ATMEKSI is a PDE5 Inhibitor that works by ATMEKSI (atazanavir/cobicistat) is a fixed-dose combination of atazanavir, an HIV-1 protease inhibitor that inhibits viral protease, preventing cleavage of viral polyproteins and resulting in immature non-infectious virions, and cobicistat, a pharmacokinetic enhancer that inhibits CYP3A, increasing atazanavir exposure.. CIALIS is a PDE5 Inhibitor that works by Phosphodiesterase-5 (PDE5) inhibitor; increases c GMP levels, causing smooth muscle relaxation and vasodilation in the corpus cavernosum, enhancing erectile function.. They differ in pharmacokinetic profiles, FDA-approved indications, and side effect profiles.

2. Which is stronger: ATMEKSI or CIALIS?

Potency comparisons between ATMEKSI and CIALIS depend on the specific clinical indication.

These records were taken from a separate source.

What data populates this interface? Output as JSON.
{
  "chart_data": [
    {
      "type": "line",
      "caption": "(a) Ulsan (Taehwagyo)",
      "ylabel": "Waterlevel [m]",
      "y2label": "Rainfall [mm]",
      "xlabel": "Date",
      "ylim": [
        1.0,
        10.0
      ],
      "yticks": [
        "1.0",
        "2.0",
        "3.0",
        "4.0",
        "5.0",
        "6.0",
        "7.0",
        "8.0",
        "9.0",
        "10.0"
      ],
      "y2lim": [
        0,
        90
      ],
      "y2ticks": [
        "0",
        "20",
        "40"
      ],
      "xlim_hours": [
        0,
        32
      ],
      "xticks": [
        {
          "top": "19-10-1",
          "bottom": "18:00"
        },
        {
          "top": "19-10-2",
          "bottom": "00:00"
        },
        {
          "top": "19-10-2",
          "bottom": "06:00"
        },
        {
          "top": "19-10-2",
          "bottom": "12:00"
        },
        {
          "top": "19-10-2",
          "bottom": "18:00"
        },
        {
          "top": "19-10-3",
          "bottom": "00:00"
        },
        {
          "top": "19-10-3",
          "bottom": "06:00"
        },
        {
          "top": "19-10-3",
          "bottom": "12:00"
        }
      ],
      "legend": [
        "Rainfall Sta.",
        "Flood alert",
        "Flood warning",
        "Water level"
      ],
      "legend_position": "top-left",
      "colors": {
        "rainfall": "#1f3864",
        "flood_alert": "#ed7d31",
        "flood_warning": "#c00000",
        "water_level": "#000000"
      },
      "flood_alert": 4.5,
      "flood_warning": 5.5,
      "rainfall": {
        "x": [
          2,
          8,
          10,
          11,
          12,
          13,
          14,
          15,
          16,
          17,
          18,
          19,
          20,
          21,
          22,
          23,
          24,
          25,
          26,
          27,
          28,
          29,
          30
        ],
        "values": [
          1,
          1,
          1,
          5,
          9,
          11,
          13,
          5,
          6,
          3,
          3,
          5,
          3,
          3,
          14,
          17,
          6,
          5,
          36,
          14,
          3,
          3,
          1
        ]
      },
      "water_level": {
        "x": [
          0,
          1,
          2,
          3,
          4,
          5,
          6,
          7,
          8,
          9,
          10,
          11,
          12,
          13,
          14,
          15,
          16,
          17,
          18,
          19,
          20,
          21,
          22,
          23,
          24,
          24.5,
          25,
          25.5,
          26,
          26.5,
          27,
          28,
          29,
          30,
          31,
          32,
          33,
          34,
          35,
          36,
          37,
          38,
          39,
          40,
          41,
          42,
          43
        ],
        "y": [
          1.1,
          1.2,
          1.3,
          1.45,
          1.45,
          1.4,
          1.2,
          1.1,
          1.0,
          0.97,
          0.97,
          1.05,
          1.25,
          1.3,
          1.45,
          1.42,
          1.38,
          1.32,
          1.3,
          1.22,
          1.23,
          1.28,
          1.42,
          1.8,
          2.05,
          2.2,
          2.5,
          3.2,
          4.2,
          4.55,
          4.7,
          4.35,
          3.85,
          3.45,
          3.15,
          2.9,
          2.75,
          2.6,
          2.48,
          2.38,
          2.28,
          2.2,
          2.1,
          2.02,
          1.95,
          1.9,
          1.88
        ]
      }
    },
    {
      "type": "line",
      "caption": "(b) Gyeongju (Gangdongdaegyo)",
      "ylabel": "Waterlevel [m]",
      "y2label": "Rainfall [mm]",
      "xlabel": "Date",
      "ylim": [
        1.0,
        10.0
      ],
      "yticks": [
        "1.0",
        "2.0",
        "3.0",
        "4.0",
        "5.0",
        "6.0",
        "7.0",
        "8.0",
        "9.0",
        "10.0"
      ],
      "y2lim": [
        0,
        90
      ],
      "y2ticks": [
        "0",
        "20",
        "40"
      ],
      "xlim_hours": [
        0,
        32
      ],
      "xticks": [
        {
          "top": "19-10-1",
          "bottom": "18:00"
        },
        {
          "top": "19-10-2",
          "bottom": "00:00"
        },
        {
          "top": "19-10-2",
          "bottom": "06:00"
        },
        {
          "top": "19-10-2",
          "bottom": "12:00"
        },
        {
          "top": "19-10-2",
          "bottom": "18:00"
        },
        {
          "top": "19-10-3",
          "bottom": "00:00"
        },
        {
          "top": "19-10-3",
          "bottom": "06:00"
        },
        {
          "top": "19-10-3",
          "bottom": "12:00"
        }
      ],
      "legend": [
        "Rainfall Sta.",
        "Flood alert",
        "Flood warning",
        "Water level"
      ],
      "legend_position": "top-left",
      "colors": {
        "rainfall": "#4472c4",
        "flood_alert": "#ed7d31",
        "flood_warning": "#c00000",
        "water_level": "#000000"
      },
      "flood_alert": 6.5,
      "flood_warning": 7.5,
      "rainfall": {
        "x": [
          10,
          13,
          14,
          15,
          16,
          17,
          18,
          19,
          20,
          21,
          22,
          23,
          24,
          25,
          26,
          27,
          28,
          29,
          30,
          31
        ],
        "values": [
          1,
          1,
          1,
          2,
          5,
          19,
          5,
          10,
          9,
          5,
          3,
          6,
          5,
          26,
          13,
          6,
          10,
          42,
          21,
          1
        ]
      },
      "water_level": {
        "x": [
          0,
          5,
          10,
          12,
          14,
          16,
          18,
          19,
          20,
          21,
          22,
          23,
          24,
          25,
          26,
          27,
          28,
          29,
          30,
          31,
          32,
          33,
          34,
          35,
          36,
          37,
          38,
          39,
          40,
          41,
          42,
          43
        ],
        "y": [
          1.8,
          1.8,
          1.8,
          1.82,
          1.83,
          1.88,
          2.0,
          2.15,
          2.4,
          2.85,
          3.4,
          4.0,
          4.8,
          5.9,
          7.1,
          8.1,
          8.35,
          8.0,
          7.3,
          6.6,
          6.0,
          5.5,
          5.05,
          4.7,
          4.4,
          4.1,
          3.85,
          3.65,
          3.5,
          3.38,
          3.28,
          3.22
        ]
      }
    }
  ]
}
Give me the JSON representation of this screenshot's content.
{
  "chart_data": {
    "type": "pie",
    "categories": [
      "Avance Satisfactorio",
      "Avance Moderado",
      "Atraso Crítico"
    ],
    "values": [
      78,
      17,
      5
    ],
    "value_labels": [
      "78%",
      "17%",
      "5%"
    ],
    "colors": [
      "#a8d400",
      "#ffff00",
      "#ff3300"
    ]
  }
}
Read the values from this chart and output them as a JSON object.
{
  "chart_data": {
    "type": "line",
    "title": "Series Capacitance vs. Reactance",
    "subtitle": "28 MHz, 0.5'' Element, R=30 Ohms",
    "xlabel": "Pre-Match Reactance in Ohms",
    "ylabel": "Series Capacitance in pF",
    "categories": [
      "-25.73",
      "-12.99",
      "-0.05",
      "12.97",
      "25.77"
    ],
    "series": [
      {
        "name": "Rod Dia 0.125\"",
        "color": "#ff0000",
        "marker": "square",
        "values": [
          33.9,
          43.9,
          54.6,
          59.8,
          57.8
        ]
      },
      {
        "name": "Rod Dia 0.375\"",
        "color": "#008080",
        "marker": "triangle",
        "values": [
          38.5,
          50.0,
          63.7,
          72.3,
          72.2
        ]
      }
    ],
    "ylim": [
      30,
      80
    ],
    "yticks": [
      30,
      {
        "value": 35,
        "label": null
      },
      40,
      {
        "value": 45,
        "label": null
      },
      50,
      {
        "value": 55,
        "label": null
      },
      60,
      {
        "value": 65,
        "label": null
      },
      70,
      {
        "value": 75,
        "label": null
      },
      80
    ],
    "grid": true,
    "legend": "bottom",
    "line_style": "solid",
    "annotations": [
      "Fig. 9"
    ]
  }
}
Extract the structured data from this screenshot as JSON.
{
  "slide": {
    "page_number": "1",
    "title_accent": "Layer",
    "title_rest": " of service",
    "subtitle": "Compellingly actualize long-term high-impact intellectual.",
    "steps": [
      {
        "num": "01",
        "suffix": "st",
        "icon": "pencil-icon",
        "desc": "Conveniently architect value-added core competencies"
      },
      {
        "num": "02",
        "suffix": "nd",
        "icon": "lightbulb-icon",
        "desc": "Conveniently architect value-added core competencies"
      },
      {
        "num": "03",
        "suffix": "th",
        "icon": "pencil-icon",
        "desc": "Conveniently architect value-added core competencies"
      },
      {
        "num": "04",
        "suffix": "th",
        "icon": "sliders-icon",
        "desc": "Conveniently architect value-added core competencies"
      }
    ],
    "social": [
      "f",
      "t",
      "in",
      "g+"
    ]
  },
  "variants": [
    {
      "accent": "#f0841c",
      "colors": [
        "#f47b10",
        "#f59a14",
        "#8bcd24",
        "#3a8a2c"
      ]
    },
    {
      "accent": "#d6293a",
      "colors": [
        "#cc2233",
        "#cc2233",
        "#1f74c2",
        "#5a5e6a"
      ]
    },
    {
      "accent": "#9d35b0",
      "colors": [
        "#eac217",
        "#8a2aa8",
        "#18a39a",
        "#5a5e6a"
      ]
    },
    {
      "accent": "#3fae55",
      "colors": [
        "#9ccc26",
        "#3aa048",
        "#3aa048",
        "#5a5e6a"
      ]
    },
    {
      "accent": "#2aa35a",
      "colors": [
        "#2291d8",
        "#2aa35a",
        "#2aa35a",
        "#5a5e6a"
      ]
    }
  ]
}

These are both PDE5 Inhibitor agents and are not directly interchangeable by dose. A physician or clinical pharmacist should guide any therapeutic switching decisions.

3. What is the standard dosing for ATMEKSI vs CIALIS?

The standard adult dose of ATMEKSI is: 1.5 mg/kg IV every 4 weeks. The standard adult dose of CIALIS is: Tadalafil 10 mg or 20 mg orally as needed at least 30 minutes before sexual activity; maximum dosing frequency once daily. Alternative: 2.5 mg or 5 mg once daily for daily use.. Dosing should always be individualized based on indication, renal and hepatic function, age, and other patient factors.

4. Can you take ATMEKSI and CIALIS together?

No direct drug-drug interaction has been formally documented between ATMEKSI and CIALIS in current clinical databases. However, individual patient risk factors including other medications, organ function, and comorbidities should always be evaluated by a qualified healthcare provider.

5. Are ATMEKSI and CIALIS safe during pregnancy?

The maternal-fetal safety profiles differ. ATMEKSI is classified as Category C. First trimester: Limited human data; animal studies show no teratogenicity at therapeutic doses. Second and third trimesters: No known fetal risks. Avoid use during organogenesis u. CIALIS is classified as Category C. FDA Pregnancy Category B. Animal studies show no evidence of teratogenicity or embryotoxicity. No adequate, well-controlled studies in pregnant women. Risk cannot be ruled out; use. Always consult a maternal-fetal medicine specialist before taking either drug during pregnancy or lactation.